Before that, Fitzgerald brought the two-possession game into range for the Cards with another grab in a goal-line situation. His abilities as a red-zone threat were on full display, helping Palmer’s confidence after a rough couple of opening drives.

Palmer did open the game with a nice toss to tight end Jermaine Gresham to spread the defense, but what followed was a series of severely underthrown and overthrown balls to Michael Floyd, J.J. Nelson, and even David Johnson. The only player Palmer could consistently rely on to help him out was Fitzgerald, who caught eight of 10 targets.

Other supposed go-to receivers (and their time will surely come), Floyd and John Brown, were far less efficient. Floyd caught only three of seven passes while Brown only reeled in one of four targets. The former managed 61 yards, but the majority of that came on the wings of a 39-yard reception. If not for that one snag, he’d be completely on the skirts.

What made Fitzgerald’s performance so important was most of his catches held as great of value as Floyd’s shining moment.

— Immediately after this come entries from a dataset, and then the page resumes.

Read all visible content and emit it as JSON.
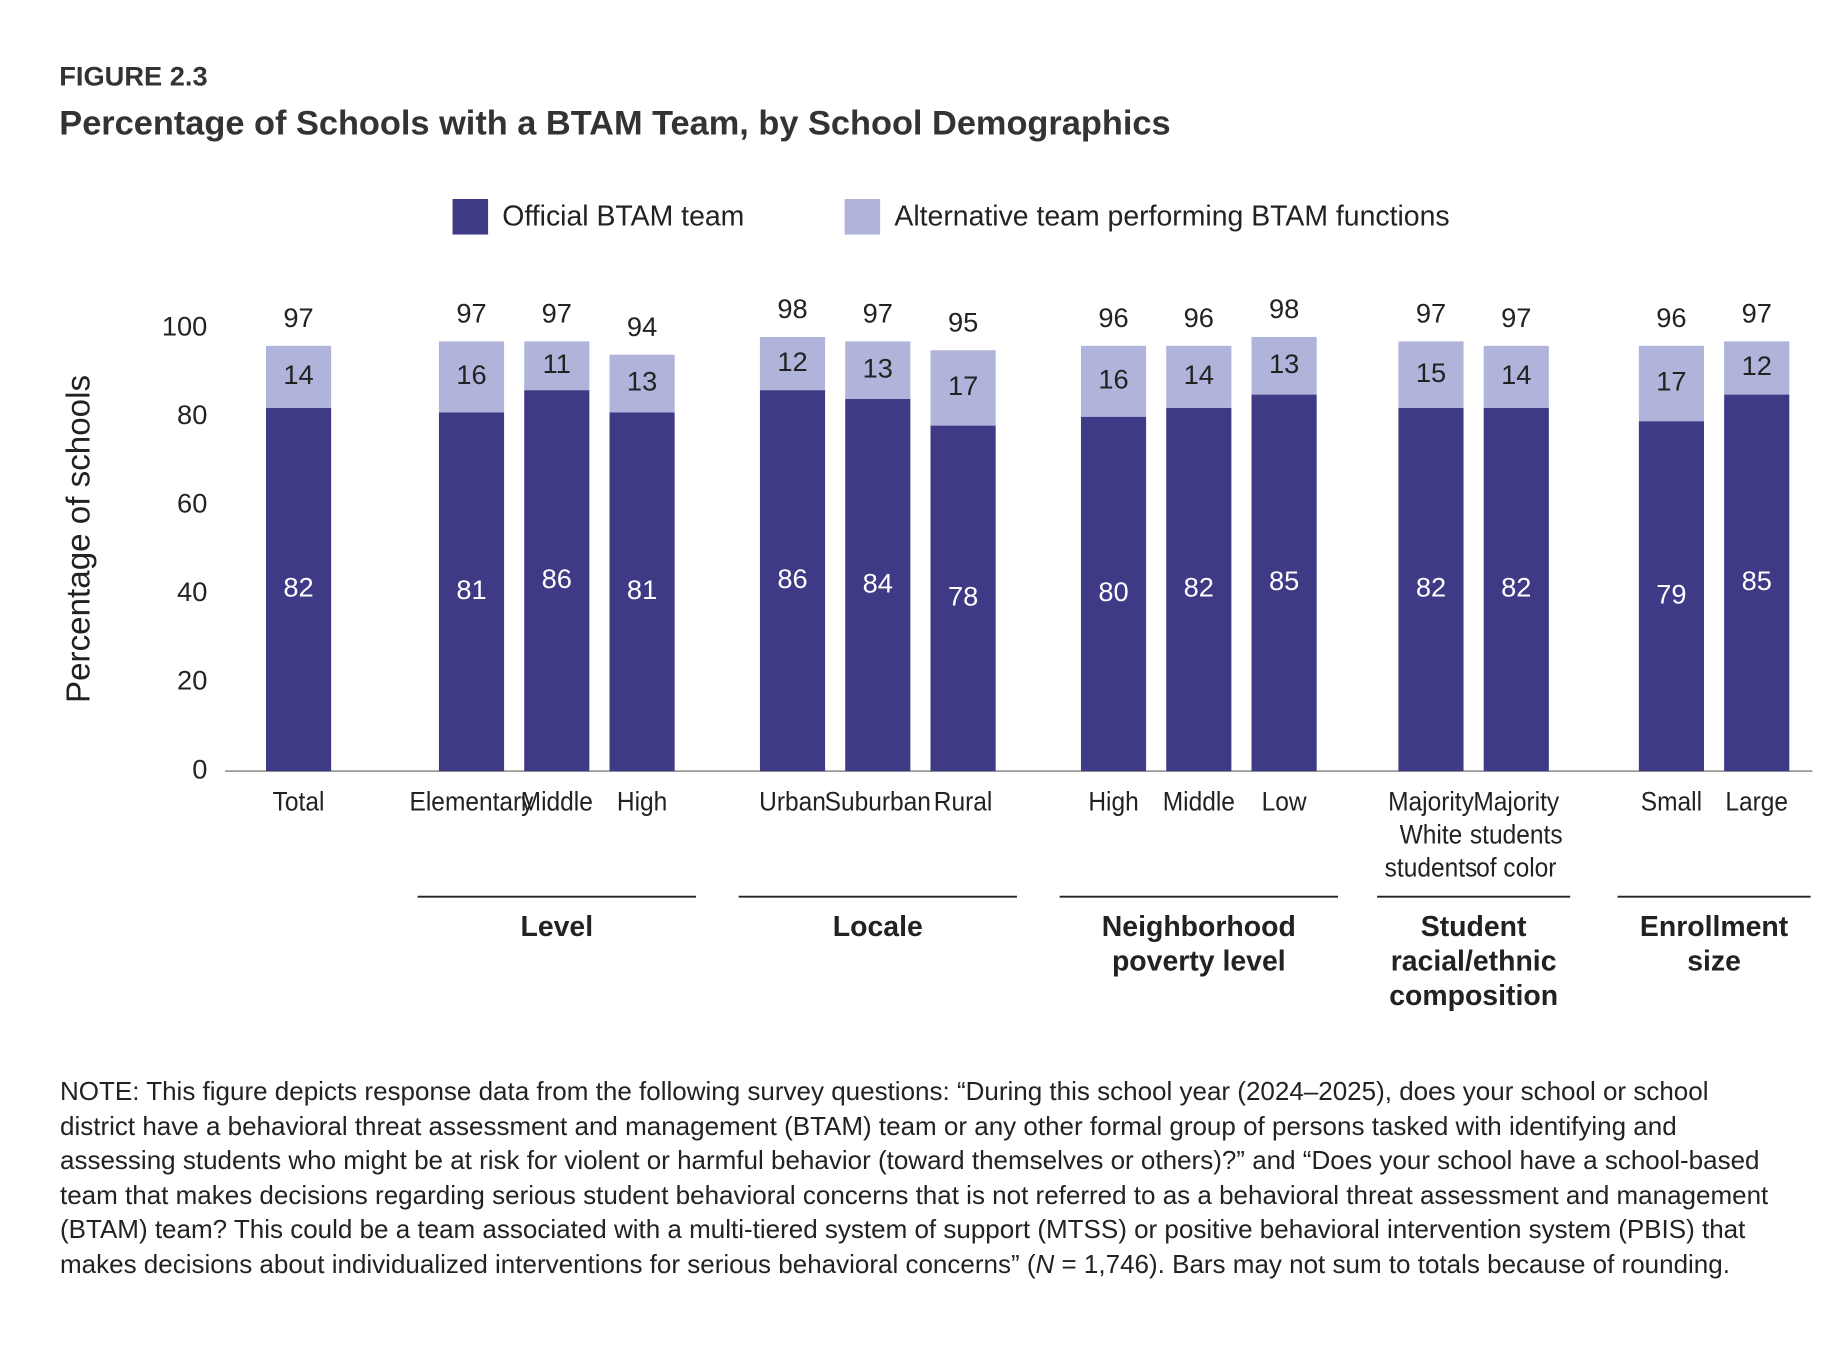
{
  "chart_data": {
    "type": "stacked-bar",
    "figure_label": "FIGURE 2.3",
    "title": "Percentage of Schools with a BTAM Team, by School Demographics",
    "y_label": "Percentage of schools",
    "groups": [
      {
        "categories": [
          "Total"
        ]
      },
      {
        "label": [
          "Level"
        ],
        "categories": [
          "Elementary",
          "Middle",
          "High"
        ]
      },
      {
        "label": [
          "Locale"
        ],
        "categories": [
          "Urban",
          "Suburban",
          "Rural"
        ]
      },
      {
        "label": [
          "Neighborhood",
          "poverty level"
        ],
        "categories": [
          "High",
          "Middle",
          "Low"
        ]
      },
      {
        "label": [
          "Student",
          "racial/ethnic",
          "composition"
        ],
        "categories": [
          [
            "Majority",
            "White",
            "students"
          ],
          [
            "Majority",
            "students",
            "of color"
          ]
        ]
      },
      {
        "label": [
          "Enrollment",
          "size"
        ],
        "categories": [
          "Small",
          "Large"
        ]
      }
    ],
    "series": [
      {
        "name": "Official BTAM team",
        "color": "#3e3a86",
        "values": [
          82,
          81,
          86,
          81,
          86,
          84,
          78,
          80,
          82,
          85,
          82,
          82,
          79,
          85
        ]
      },
      {
        "name": "Alternative team performing BTAM functions",
        "color": "#b0b3da",
        "values": [
          14,
          16,
          11,
          13,
          12,
          13,
          17,
          16,
          14,
          13,
          15,
          14,
          17,
          12
        ]
      }
    ],
    "totals": [
      97,
      97,
      97,
      94,
      98,
      97,
      95,
      96,
      96,
      98,
      97,
      97,
      96,
      97
    ],
    "ylim": [
      0,
      100
    ],
    "yticks": [
      0,
      20,
      40,
      60,
      80,
      100
    ],
    "note": [
      "NOTE: This figure depicts response data from the following survey questions: “During this school year (2024–2025), does your school or school district have a behavioral threat assessment and management (BTAM) team or any other formal group of persons tasked with identifying and assessing students who might be at risk for violent or harmful behavior (toward themselves or others)?” and “Does your school have a school-based team that makes decisions regarding serious student behavioral concerns that is not referred to as a behavioral threat assessment and management (BTAM) team? This could be a team associated with a multi-tiered system of support (MTSS) or positive behavioral intervention system (PBIS) that makes decisions about individualized interventions for serious behavioral concerns” (",
      "N",
      " = 1,746). Bars may not sum to totals because of rounding."
    ]
  }
}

With no timeouts remaining and 3:44 to go in the game, Palmer leaned on Fitzgerald to move the chains into field-goal range. He first hooked up with Fitz for a 21-yard gain to get the ball near midfield. Shortly after significantly missing Jaron Brown, Palmer then reconnected with Fitzgerald to enter Patriot territory with 2:42 remaining.

A couple of plays later came Fitzgerald’s would-be greatest contribution: moving the chains on third down with a 10-yard reception to hit the two-minute warning inside field goal range. Had Catanzaro’s kick hooked more to the right, Fitzgerald would have had the three biggest catches of the night. All that kept them from having the most impact was his teammates falling flat elsewhere — though you can’t jump on Johnson,  because he had a great showing as well.

Last season, Fitzgerald started the season with six touchdowns in the first five games. He’s already well on pace to have another similarly successful year.

What a swan song that would be should this indeed be his last season.